32This conduct is related to matters dealt with in clauses 4, 6 and 8 of the agreement document. Even if established it says nothing about the other obligations contained in the agreement
33Further, the conduct alleged is inconsistent with the agreement document, in several respects. Adopting the numbering in the particulars letter:
(a) speaks of forecasts being treated as "production orders", whereas clause 4.5 of the agreement document calls them "Production Estimates", namely "Buyer's estimated production requirements";
(b) states that forecasts were submitted "sometimes...on a less regular basis" than monthly, whereas clause 4.5 of the agreement document requires Rosella to provide forecasts "every calendar month";
(c) states that Unilever "ensured that it had stock on hand to manufacture the quantities forecast", whereas clause 4.3 of the agreement document required "adequate suppliers [sic] of raw materials and packaging are held";
(d) states that prior to order, Unilever provided advice and requests to Rosella, but no obligation to this effect is found in the agreement document;
(e) states that Rosella would collect orders from Unilever, whereas clause 6.1 of the agreement document contemplates that Unilever would, at its cost, deliver the products; and
(f) states that payment was made (usually) 30 days after the end of the month of collection, whereas clause 8.2 of the agreement document contemplates payment 30 days from the end of the month of invoice.
34Accordingly, the particularised conduct alleged differs from the terms of clauses 4 to 8 of the agreement document and provides no assistance as to whether the other terms of the agreement document were agreed.
35Similar inconsistencies are apparent when the evidence of the conduct is compared to the agreement document. The forecasts were not rolling monthly forecasts; they were only supplied on six occasions although the agreement alleged purports to require forecasts for each month from 2007 until 2011 inclusive, potentially 60 months. Further, each was supposed to cover a "12 month period (or six month???)" whereas the forecasts respectively cover 14 months, three months, five months, four months, three months and six months within the period from September 2010 to December 2011. No forecast concerned the period before September 2010.

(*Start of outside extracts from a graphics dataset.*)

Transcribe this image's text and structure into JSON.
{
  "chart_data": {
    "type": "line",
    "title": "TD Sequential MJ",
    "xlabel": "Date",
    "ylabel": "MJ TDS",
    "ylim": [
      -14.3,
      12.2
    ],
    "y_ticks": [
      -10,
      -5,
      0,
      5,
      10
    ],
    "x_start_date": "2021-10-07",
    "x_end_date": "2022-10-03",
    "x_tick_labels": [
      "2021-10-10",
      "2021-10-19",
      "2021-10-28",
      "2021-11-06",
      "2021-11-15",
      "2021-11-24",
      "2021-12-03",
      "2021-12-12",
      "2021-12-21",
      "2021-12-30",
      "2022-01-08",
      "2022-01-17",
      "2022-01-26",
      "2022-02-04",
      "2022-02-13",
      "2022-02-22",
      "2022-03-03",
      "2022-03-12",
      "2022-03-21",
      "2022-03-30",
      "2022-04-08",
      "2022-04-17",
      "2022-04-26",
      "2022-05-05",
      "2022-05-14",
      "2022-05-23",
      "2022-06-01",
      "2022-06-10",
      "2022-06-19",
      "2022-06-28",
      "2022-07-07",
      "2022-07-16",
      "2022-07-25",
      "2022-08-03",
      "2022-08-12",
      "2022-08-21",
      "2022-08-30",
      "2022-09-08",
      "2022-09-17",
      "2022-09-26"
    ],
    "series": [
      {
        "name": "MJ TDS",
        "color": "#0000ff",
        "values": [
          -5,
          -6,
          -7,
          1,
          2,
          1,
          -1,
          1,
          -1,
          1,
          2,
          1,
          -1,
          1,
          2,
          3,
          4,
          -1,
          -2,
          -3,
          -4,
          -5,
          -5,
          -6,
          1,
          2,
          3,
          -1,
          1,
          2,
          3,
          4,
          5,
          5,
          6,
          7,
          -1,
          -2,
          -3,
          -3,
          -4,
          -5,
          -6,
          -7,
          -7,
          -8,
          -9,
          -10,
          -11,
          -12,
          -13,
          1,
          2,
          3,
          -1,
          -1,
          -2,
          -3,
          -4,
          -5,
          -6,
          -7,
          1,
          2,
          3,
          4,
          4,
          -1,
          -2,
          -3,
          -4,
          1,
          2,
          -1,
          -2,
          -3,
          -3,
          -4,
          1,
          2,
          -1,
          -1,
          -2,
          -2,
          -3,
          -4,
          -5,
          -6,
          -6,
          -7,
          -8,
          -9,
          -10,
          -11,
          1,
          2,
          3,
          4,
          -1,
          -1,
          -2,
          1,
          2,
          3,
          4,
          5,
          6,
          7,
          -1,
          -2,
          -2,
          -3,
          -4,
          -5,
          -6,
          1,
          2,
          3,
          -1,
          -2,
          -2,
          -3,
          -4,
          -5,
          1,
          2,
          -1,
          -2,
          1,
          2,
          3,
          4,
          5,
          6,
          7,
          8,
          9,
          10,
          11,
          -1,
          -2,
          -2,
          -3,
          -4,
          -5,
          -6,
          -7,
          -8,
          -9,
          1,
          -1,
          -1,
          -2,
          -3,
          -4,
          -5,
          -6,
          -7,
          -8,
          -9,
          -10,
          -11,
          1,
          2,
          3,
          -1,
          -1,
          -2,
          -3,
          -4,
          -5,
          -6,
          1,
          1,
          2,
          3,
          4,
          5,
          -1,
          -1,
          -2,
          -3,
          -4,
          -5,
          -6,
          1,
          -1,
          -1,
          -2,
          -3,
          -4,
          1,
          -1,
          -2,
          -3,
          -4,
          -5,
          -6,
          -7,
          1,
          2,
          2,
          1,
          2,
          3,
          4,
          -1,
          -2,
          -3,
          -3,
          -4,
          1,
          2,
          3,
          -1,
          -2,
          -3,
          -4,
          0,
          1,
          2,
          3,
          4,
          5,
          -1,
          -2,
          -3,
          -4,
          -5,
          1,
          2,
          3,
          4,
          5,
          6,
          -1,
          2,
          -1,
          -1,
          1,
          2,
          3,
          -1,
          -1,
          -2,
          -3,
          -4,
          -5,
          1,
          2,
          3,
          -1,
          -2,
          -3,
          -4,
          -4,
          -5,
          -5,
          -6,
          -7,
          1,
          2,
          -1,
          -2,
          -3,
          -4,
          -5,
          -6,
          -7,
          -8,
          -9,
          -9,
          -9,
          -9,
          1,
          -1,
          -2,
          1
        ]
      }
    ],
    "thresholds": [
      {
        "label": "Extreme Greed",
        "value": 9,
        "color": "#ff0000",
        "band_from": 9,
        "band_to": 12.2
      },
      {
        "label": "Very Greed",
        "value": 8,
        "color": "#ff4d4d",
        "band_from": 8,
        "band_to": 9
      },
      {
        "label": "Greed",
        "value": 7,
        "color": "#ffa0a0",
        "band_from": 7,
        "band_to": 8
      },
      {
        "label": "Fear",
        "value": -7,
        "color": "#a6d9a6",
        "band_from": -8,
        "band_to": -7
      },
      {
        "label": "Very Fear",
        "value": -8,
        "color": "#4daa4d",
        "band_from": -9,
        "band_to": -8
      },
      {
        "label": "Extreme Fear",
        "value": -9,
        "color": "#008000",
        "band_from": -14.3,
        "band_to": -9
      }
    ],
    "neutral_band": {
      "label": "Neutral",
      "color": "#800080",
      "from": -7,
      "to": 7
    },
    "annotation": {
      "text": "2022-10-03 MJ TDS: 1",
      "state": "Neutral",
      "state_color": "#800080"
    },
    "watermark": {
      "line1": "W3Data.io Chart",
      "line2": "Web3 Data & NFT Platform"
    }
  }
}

36According to clauses 4.1 and 4.5 of the agreement document, Rosella was obliged to ensure consistency between its subsequent order and the figures indicated in the first three months of each forecast. In particular, clause 4.5 purports to oblige Rosella to order precisely in accordance with that forecast for the first month and to limit any variations in the subsequent two months to a maximum of 10%. But the forecasts (if they were orders) did not comply with this alleged obligation. As an example (as the table in [8] of the cross-claim indicates) on 16 February 2011 Rosella forecast 14,000 cartons of tomato sauce for March 2011. Yet in the table in paragraph 9 Rosella asserts the "Ordered Quantities" for March 2011 (based on a subsequent forecast) was zero cartons of tomato sauce, a 100% reduction.
37In these circumstances, the conduct particularised and evidenced is inconsistent with and cannot support a contract in the terms of the agreement document. It therefore cannot support the agreement pleaded in the cross-claim.